Seorang insinyur di PT Konstruksi Akurat menggunakan polinomial kubik pada tiap subinterval data lendutan balok untuk memperoleh kurva yang mulus. Pada setiap simpul, ia memastikan kontinuitas turunan pertama dan kedua. Metode interpolasi yang memenuhi syarat tersebut adalah…
Spline kubik menggunakan polinomial kubik pada tiap subinterval dan memaksakan kontinuitas turunan pertama dan kedua di setiap simpul, menghasilkan transisi mulus antar segmen.
Mahasiswa semester akhir membandingkan spline kubik alami dan spline kubik terapit untuk menginterpolasi data profil kecepatan fluida di dekat dinding pipa. Pada spline kubik alami, syarat batas yang diterapkan adalah…
Spline kubik alami memberlakukan syarat batas berupa turunan kedua sama dengan nol di kedua ujung (f'' = 0), berbeda dengan spline terapit yang menetapkan turunan pertama.
Tim simulasi menerapkan interpolasi spline kubik pada 50 titik data. Mereka mengamati bahwa matriks yang terbentuk dari syarat kehalusan bersifat tridiagonal. Dampak dari struktur matriks ini terhadap proses komputasi adalah…

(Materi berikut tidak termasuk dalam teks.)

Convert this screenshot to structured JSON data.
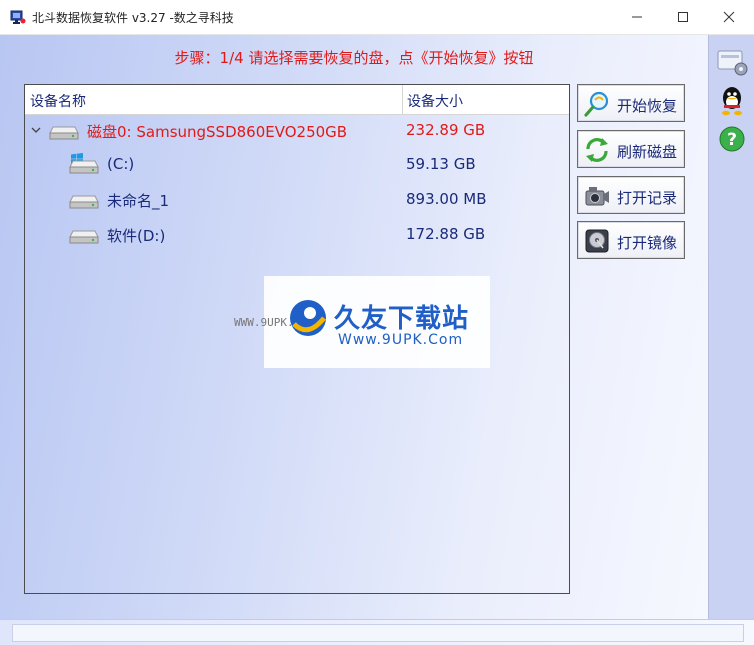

Struktur matriks tridiagonal memungkinkan penggunaan algoritma khusus (seperti algoritma Thomas) yang jauh lebih efisien daripada eliminasi Gauss pada matriks penuh.

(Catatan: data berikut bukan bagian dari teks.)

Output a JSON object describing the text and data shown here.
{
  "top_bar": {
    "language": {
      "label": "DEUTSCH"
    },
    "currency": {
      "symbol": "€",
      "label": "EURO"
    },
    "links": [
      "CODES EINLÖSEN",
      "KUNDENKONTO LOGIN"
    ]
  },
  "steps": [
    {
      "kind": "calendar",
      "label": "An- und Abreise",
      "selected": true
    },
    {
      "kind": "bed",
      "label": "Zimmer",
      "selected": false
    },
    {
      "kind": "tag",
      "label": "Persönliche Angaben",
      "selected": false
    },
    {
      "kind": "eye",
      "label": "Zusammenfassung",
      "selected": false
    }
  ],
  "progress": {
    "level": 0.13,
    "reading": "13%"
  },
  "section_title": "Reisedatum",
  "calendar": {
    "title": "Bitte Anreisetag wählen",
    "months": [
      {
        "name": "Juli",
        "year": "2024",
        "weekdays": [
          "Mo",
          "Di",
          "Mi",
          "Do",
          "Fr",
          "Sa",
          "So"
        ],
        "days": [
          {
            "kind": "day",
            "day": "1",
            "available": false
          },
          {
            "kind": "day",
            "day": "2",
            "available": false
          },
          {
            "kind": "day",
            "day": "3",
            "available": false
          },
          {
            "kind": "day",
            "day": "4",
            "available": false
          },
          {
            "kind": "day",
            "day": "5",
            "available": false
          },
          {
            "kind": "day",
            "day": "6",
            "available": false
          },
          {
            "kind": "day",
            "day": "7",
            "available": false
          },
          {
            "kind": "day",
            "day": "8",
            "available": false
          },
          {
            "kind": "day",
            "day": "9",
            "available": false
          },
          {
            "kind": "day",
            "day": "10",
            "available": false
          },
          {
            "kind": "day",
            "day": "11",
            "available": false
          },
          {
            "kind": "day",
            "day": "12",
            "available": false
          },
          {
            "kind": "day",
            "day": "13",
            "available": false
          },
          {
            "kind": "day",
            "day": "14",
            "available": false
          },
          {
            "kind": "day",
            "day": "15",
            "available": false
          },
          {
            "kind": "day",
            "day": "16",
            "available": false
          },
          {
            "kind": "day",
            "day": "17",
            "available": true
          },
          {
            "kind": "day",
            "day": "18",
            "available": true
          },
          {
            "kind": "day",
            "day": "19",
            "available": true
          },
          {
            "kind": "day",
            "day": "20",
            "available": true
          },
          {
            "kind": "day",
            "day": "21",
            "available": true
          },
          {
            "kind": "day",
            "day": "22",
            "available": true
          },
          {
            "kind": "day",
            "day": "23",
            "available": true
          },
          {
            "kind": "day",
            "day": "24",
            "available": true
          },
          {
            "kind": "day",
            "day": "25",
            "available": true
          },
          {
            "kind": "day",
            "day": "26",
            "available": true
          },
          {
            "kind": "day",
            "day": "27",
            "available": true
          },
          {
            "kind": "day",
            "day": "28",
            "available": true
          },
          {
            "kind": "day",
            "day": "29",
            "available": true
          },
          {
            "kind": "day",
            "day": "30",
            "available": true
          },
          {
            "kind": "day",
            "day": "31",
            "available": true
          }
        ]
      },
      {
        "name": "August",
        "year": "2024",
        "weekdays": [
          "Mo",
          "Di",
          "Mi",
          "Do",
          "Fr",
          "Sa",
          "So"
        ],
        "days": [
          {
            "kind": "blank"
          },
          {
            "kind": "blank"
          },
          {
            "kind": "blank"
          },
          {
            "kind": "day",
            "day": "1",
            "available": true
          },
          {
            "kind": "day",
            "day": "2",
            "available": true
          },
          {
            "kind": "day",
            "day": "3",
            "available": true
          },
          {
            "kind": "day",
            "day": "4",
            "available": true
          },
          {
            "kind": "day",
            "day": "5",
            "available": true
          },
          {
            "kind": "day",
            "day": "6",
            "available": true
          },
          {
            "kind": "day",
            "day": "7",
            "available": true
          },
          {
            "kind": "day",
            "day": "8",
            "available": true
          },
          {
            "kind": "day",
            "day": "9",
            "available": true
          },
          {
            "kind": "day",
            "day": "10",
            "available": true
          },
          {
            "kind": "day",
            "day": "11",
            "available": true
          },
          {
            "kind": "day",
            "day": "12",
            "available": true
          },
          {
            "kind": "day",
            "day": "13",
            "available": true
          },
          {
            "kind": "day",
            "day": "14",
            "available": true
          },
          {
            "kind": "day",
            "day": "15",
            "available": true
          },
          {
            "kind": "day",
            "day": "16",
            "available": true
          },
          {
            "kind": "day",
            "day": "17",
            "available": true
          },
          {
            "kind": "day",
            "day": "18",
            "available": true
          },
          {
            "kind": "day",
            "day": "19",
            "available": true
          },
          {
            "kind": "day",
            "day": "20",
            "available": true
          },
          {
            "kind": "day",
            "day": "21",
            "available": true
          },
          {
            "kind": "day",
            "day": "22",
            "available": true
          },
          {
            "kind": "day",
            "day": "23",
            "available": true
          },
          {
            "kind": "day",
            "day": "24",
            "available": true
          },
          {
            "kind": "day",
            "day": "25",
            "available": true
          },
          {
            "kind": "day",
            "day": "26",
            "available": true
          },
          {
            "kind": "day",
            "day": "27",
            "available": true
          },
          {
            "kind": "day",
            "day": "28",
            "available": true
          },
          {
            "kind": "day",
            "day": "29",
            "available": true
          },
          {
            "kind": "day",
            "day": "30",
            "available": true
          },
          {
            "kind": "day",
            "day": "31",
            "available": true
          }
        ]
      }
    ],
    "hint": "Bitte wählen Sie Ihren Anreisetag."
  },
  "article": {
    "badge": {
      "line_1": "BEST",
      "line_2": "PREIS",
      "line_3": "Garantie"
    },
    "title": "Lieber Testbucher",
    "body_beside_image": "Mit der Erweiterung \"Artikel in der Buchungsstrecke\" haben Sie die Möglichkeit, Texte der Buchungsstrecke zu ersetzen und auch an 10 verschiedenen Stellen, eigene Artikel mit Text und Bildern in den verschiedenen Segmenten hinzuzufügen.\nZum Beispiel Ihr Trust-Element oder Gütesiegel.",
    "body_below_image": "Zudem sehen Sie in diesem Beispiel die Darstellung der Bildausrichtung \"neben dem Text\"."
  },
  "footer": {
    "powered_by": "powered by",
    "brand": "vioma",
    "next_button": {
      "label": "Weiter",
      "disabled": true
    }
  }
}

Seorang analis keuangan ingin menghitung turunan pertama fungsi nilai aset f(x) di titik x menggunakan ekspansi deret Taylor. Ia menggunakan rumus (f(x+h) – f(x))/h. Hampiran yang ia gunakan termasuk jenis…
Rumus tersebut merupakan beda maju karena menggunakan titik x dan satu titik ke depan x+h; dari ekspansi deret Taylor dapat ditunjukkan bahwa galat pemotongannya berorde h.
Peneliti menghitung turunan numerik f'(x) dari data eksperimen dengan dua rumus berbeda: beda maju dan beda pusat. Pada lebar langkah h yang sama, beda pusat memberikan hasil yang lebih akurat. Keunggulan ini disebabkan oleh…
Simetri pada rumus beda pusat menyebabkan suku galat berorde h saling menghilangkan saat ekspansi Taylor maju dan mundur dijumlahkan, sehingga galat turun menjadi orde h^2.
Dalam eksperimen fisika, mahasiswa mengukur posisi partikel pada waktu t = 1.0, 1.1, 1.2, 1.3 detik. Ia ingin menghitung kecepatan di t = 1.2 menggunakan data yang paling relevan di sekitar titik tersebut. Rumus yang paling tepat adalah…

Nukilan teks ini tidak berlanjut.